CRL4(Cdt2)-mediated destruction of the histone methyltransferase Set8 prevents premature chromatin compaction in S phase

The proper coordination between DNA replication and mitosis during cell-cycle progression is crucial for genomic stability. During G2 and mitosis, Set8 catalyzes monomethylation of histone H4 on lysine 20 (H4K20me1), which promotes chromatin compaction. Set8 levels decline in S phase, but why and how this occurs is unclear.
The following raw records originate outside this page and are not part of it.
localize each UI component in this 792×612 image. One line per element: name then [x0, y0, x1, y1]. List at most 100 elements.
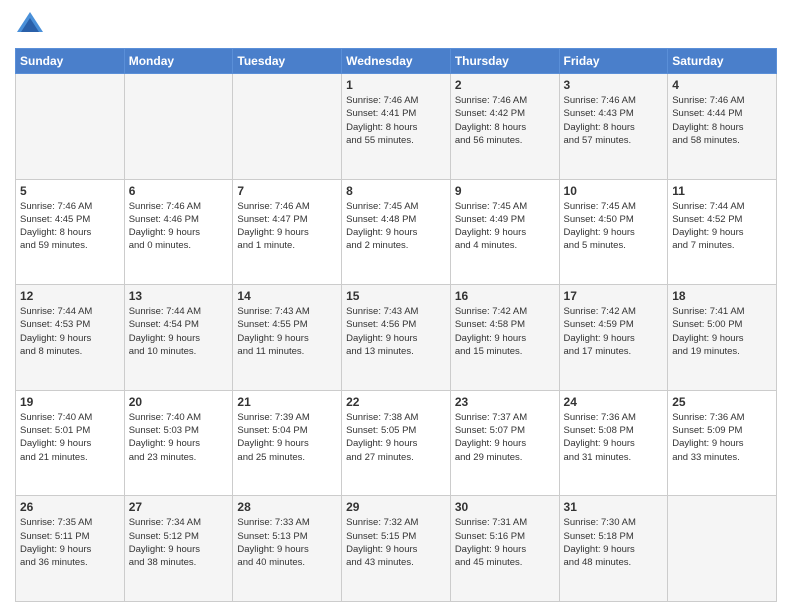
- calendar-cell: 20 Sunrise: 7:40 AM Sunset: 5:03 PM Dayli…: [124, 390, 233, 496]
- calendar-cell: 25 Sunrise: 7:36 AM Sunset: 5:09 PM Dayli…: [668, 390, 777, 496]
- calendar-cell: 14 Sunrise: 7:43 AM Sunset: 4:55 PM Dayli…: [233, 285, 342, 391]
- day-number: 9: [455, 184, 555, 198]
- weekday-sunday: Sunday: [16, 49, 125, 74]
- calendar-cell: [16, 74, 125, 180]
- day-info: Sunrise: 7:42 AM Sunset: 4:58 PM Dayligh…: [455, 305, 555, 358]
- day-info: Sunrise: 7:39 AM Sunset: 5:04 PM Dayligh…: [237, 411, 337, 464]
- calendar-cell: 1 Sunrise: 7:46 AM Sunset: 4:41 PM Daylig…: [342, 74, 451, 180]
- weekday-monday: Monday: [124, 49, 233, 74]
- day-info: Sunrise: 7:45 AM Sunset: 4:48 PM Dayligh…: [346, 200, 446, 253]
- calendar-cell: 10 Sunrise: 7:45 AM Sunset: 4:50 PM Dayli…: [559, 179, 668, 285]
- day-info: Sunrise: 7:46 AM Sunset: 4:41 PM Dayligh…: [346, 94, 446, 147]
- day-info: Sunrise: 7:36 AM Sunset: 5:09 PM Dayligh…: [672, 411, 772, 464]
- calendar-cell: 24 Sunrise: 7:36 AM Sunset: 5:08 PM Dayli…: [559, 390, 668, 496]
- page: SundayMondayTuesdayWednesdayThursdayFrid…: [0, 0, 792, 612]
- day-number: 18: [672, 289, 772, 303]
- day-info: Sunrise: 7:32 AM Sunset: 5:15 PM Dayligh…: [346, 516, 446, 569]
- calendar-cell: 12 Sunrise: 7:44 AM Sunset: 4:53 PM Dayli…: [16, 285, 125, 391]
- day-number: 1: [346, 78, 446, 92]
- day-info: Sunrise: 7:46 AM Sunset: 4:42 PM Dayligh…: [455, 94, 555, 147]
- calendar-cell: 9 Sunrise: 7:45 AM Sunset: 4:49 PM Daylig…: [450, 179, 559, 285]
- day-info: Sunrise: 7:31 AM Sunset: 5:16 PM Dayligh…: [455, 516, 555, 569]
- day-number: 31: [564, 500, 664, 514]
- calendar-week-0: 1 Sunrise: 7:46 AM Sunset: 4:41 PM Daylig…: [16, 74, 777, 180]
- day-number: 8: [346, 184, 446, 198]
- logo-icon: [15, 10, 45, 40]
- day-number: 3: [564, 78, 664, 92]
- day-number: 26: [20, 500, 120, 514]
- weekday-tuesday: Tuesday: [233, 49, 342, 74]
- calendar-cell: 29Sunrise: 7:32 AM Sunset: 5:15 PM Dayli…: [342, 496, 451, 602]
- calendar-cell: 23Sunrise: 7:37 AM Sunset: 5:07 PM Dayli…: [450, 390, 559, 496]
- day-number: 20: [129, 395, 229, 409]
- day-info: Sunrise: 7:42 AM Sunset: 4:59 PM Dayligh…: [564, 305, 664, 358]
- day-number: 30: [455, 500, 555, 514]
- calendar-cell: 21 Sunrise: 7:39 AM Sunset: 5:04 PM Dayli…: [233, 390, 342, 496]
- calendar-table: SundayMondayTuesdayWednesdayThursdayFrid…: [15, 48, 777, 602]
- weekday-friday: Friday: [559, 49, 668, 74]
- weekday-wednesday: Wednesday: [342, 49, 451, 74]
- day-number: 7: [237, 184, 337, 198]
- calendar-week-3: 19Sunrise: 7:40 AM Sunset: 5:01 PM Dayli…: [16, 390, 777, 496]
- calendar-cell: 16Sunrise: 7:42 AM Sunset: 4:58 PM Dayli…: [450, 285, 559, 391]
- weekday-thursday: Thursday: [450, 49, 559, 74]
- day-number: 27: [129, 500, 229, 514]
- calendar-cell: 7 Sunrise: 7:46 AM Sunset: 4:47 PM Daylig…: [233, 179, 342, 285]
- calendar-cell: 27 Sunrise: 7:34 AM Sunset: 5:12 PM Dayli…: [124, 496, 233, 602]
- calendar-cell: 4 Sunrise: 7:46 AM Sunset: 4:44 PM Daylig…: [668, 74, 777, 180]
- calendar-cell: 8 Sunrise: 7:45 AM Sunset: 4:48 PM Daylig…: [342, 179, 451, 285]
- day-number: 5: [20, 184, 120, 198]
- calendar-cell: 3Sunrise: 7:46 AM Sunset: 4:43 PM Daylig…: [559, 74, 668, 180]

Here, we show that Set8 is targeted for proteolysis in S phase and in response to DNA damage by the E3 ubiquitin ligase, CRL4(Cdt2). Set8 ubiquitylation occurs on chromatin and is coupled to DNA replication via a specific degron in Set8 that binds PCNA. Inactivation of CRL4(Cdt2) leads to Set8 stabilization and aberrant H4K20me1 accumulation in replicating cells. Transient S phase expression of a Set8 mutant lacking the degron promotes premature H4K20me1 accumulation and chromatin compaction, and triggers a checkpoint-mediated G2 arrest. Thus, CRL4(Cdt2)-dependent destruction of Set8 in S phase preserves genome stability by preventing aberrant chromatin compaction during DNA synthesis.